Neither single nor a combination of biomarkers was able to successfully diagnose or rule out endometriosis and/or adenomyosis with high certainty, according to results published in the International Journal of Gynecology and Obstetrics.

“Blood-based biomarker testing may facilitate earlier endometriosis/adenomyosis diagnosis compared with current diagnostic techniques. Earlier detection may allow timely implementation of clinical management strategies and fertility procedures,” Stefanie Burghaus, MHBA, from the department of gynecology and obstetrics at University Hospital Erlangen, Germany, and colleagues wrote. “It is unlikely that this testing would replace the need for diagnostic laparoscopy, but it could be implemented to help guide clinical decision-making around further diagnostic procedures.”

Burghaus and colleagues conducted a prospective, noninterventional study of 54 blood-based biomarker immunoassays in samples from 919 women with suspicion of endometriosis and/or adenomyosis. Researchers aimed to assess the diagnostic accuracy of these biomarkers and stratified endometriosis by ASRM stage.

Of all participants, 617 had confirmed endometriosis with or without adenomyosis, 124 had confirmed adenomyosis and 178 were symptomatic controls. Of symptomatic controls, 131 women were symptomatic with pathologic findings other than endometriosis and/or adenomyosis and 47 were symptomatic controls without pathologic findings.

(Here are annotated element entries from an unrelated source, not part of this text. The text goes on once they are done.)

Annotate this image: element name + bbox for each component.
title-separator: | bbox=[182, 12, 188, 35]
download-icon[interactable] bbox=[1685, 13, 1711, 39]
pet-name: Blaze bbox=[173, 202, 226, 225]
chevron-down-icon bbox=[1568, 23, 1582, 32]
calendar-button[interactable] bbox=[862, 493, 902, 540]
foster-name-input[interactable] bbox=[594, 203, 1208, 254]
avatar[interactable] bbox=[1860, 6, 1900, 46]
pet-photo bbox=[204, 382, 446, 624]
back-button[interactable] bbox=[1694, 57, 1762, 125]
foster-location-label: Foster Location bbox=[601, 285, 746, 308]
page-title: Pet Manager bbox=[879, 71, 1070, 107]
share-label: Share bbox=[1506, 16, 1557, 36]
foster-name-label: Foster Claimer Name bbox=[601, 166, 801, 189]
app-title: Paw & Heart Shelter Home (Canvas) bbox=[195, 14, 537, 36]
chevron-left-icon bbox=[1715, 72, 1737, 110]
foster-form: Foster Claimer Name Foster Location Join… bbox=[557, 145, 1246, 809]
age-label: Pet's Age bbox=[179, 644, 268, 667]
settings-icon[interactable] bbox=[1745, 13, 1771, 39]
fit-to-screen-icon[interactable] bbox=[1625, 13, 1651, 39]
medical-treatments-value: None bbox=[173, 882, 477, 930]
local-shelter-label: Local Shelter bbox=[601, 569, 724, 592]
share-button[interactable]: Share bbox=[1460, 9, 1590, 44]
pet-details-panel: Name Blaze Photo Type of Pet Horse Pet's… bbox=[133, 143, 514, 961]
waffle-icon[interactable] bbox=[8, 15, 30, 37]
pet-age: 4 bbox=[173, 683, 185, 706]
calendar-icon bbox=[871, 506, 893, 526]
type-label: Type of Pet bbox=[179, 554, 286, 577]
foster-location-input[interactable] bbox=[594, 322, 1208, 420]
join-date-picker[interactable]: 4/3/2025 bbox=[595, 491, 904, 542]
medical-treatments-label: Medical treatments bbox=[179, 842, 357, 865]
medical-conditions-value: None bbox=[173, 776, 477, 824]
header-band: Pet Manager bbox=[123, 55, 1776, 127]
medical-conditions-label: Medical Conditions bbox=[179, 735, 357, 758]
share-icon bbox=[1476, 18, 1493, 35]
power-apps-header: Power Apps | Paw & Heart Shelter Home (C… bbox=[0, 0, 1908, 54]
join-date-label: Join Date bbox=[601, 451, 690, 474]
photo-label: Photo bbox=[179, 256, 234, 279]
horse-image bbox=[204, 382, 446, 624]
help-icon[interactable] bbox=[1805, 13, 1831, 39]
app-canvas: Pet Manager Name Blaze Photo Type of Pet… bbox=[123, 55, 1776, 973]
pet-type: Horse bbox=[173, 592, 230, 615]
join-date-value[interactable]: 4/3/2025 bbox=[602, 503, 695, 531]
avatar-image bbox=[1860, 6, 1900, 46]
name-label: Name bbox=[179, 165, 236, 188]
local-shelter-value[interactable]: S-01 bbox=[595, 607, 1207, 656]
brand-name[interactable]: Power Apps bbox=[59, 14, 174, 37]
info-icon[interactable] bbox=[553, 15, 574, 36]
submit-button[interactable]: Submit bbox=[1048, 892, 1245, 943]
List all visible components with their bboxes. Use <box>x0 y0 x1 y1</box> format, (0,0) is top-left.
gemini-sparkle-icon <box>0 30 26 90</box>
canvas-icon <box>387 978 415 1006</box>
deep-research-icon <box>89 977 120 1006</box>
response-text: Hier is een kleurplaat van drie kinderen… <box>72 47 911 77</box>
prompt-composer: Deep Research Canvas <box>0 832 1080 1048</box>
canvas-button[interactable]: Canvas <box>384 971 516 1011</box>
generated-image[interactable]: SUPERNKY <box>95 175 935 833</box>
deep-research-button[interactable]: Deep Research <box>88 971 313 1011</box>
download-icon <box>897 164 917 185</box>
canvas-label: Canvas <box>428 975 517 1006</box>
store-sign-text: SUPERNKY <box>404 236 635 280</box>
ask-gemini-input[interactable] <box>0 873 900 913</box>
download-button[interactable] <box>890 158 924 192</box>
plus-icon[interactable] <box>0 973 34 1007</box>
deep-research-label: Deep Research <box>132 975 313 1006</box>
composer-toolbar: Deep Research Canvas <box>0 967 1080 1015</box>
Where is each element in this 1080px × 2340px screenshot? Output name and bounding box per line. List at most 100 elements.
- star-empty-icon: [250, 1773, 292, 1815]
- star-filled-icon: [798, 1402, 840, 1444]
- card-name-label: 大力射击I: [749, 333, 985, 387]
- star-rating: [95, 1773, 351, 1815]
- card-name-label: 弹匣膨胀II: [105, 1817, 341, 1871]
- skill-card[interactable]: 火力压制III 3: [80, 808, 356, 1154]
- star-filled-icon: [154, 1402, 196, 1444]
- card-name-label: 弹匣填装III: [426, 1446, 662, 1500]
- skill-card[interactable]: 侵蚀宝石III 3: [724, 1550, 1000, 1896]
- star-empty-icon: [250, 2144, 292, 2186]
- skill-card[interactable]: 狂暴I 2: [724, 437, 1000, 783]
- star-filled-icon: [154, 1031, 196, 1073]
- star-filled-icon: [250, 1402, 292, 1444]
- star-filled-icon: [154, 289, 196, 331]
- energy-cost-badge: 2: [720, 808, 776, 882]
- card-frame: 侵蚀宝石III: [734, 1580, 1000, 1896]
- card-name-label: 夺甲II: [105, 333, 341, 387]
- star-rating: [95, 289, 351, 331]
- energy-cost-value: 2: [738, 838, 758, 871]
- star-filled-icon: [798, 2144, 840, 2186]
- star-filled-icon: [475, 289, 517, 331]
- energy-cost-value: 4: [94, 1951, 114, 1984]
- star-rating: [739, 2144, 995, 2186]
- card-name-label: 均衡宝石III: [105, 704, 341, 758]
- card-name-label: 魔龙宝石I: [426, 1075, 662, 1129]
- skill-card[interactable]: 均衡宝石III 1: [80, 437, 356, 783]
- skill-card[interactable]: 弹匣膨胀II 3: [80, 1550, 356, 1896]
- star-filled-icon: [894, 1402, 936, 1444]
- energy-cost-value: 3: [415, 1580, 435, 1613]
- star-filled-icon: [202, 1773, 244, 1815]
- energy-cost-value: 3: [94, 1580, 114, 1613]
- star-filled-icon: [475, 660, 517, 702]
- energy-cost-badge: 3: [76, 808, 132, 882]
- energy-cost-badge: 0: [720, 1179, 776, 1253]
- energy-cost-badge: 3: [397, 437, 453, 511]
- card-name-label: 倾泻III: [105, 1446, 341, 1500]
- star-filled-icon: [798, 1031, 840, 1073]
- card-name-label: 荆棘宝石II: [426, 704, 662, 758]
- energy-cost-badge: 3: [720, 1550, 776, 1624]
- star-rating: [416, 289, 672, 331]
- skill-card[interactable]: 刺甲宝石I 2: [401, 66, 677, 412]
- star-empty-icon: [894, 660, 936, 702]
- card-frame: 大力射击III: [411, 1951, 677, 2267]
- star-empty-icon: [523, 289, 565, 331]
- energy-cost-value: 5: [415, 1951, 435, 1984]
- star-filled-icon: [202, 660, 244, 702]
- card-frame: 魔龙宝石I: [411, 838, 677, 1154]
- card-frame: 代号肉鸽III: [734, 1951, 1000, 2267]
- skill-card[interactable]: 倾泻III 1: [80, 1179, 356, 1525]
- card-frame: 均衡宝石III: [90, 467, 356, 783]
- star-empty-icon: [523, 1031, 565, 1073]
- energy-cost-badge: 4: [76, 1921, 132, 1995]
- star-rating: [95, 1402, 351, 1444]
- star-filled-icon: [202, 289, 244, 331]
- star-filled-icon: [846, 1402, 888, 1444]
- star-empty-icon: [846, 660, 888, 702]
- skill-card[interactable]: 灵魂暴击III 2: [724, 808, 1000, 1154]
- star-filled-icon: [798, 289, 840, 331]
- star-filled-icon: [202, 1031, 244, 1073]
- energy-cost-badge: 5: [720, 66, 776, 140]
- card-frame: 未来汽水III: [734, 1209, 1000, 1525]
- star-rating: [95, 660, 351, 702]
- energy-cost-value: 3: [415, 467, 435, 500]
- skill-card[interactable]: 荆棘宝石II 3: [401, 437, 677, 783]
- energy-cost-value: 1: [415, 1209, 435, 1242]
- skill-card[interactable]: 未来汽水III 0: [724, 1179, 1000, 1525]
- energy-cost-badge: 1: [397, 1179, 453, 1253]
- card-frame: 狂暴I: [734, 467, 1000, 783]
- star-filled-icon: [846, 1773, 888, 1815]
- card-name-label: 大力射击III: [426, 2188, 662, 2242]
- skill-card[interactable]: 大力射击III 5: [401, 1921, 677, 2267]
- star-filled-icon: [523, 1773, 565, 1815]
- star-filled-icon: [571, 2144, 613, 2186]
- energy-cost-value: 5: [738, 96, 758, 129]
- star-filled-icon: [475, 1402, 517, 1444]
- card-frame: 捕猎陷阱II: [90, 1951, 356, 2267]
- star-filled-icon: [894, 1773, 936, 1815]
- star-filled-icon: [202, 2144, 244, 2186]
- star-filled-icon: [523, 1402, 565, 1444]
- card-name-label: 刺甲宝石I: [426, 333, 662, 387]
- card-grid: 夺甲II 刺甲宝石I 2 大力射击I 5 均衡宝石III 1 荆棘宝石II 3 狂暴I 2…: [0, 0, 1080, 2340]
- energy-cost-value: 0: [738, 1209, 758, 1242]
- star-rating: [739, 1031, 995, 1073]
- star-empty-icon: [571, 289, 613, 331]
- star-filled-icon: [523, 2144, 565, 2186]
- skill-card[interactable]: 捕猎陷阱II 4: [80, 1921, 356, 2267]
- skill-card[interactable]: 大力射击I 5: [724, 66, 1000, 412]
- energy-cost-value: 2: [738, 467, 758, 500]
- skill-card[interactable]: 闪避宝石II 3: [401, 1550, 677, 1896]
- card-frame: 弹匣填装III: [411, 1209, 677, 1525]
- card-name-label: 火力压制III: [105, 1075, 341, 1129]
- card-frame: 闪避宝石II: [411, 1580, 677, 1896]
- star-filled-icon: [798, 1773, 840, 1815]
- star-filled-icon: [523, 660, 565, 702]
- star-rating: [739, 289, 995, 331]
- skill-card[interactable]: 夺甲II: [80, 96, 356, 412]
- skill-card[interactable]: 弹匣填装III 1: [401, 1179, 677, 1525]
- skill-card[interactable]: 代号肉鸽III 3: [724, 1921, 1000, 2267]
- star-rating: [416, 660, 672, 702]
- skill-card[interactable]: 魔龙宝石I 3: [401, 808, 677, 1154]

When test results from all women with endometriosis and/or adenomyosis were compared with those from all symptomatic controls, cancer antigen 125 (CA-125) performed the best (area under the curve = 0.645; 95% CI, 0.6-0.69) with a sensitivity of 60.6%. In addition, CA-125 increased as disease stage increased (P < .001). Compared with test results for pathology-free symptomatic controls, S100 calcium-binding protein A12 (S100-A12) had the best performance in all women with endometriosis and/or adenomyosis (AUC = 0.692; 95% CI, 0.614-0.769) with a sensitivity of 72.1%, followed by CA-125 (AUC = 0.649; 95% CI, 0.569-0.729) with a sensitivity of 58.4%.

Among women with only adenomyosis, compared with all symptomatic controls, secreted frizzled-related protein 4 (AUC = 0.615; 95% CI, 0.551-0.678) was the top-performing biomarker with a sensitivity of 56.4%. Compared with pathology-free symptomatic controls, among women with only adenomyosis, S100-A12 (AUC = 0.701; 95% CI, 0.611-0.792) was the top-performing biomarker with a sensitivity of 74.6%.

According to the researchers, these results support the idea that endometriosis and adenomyosis are highly heterogeneous conditions that encompass a wide range of disease subgroups, which makes it difficult to identify a single biomarker to diagnose or rule out endometriosis or adenomyosis.

“Further discovery studies of blood-based biomarkers in large, well-phenotyped sample sets with robust replication and validation opportunities are warranted,” the researchers wrote.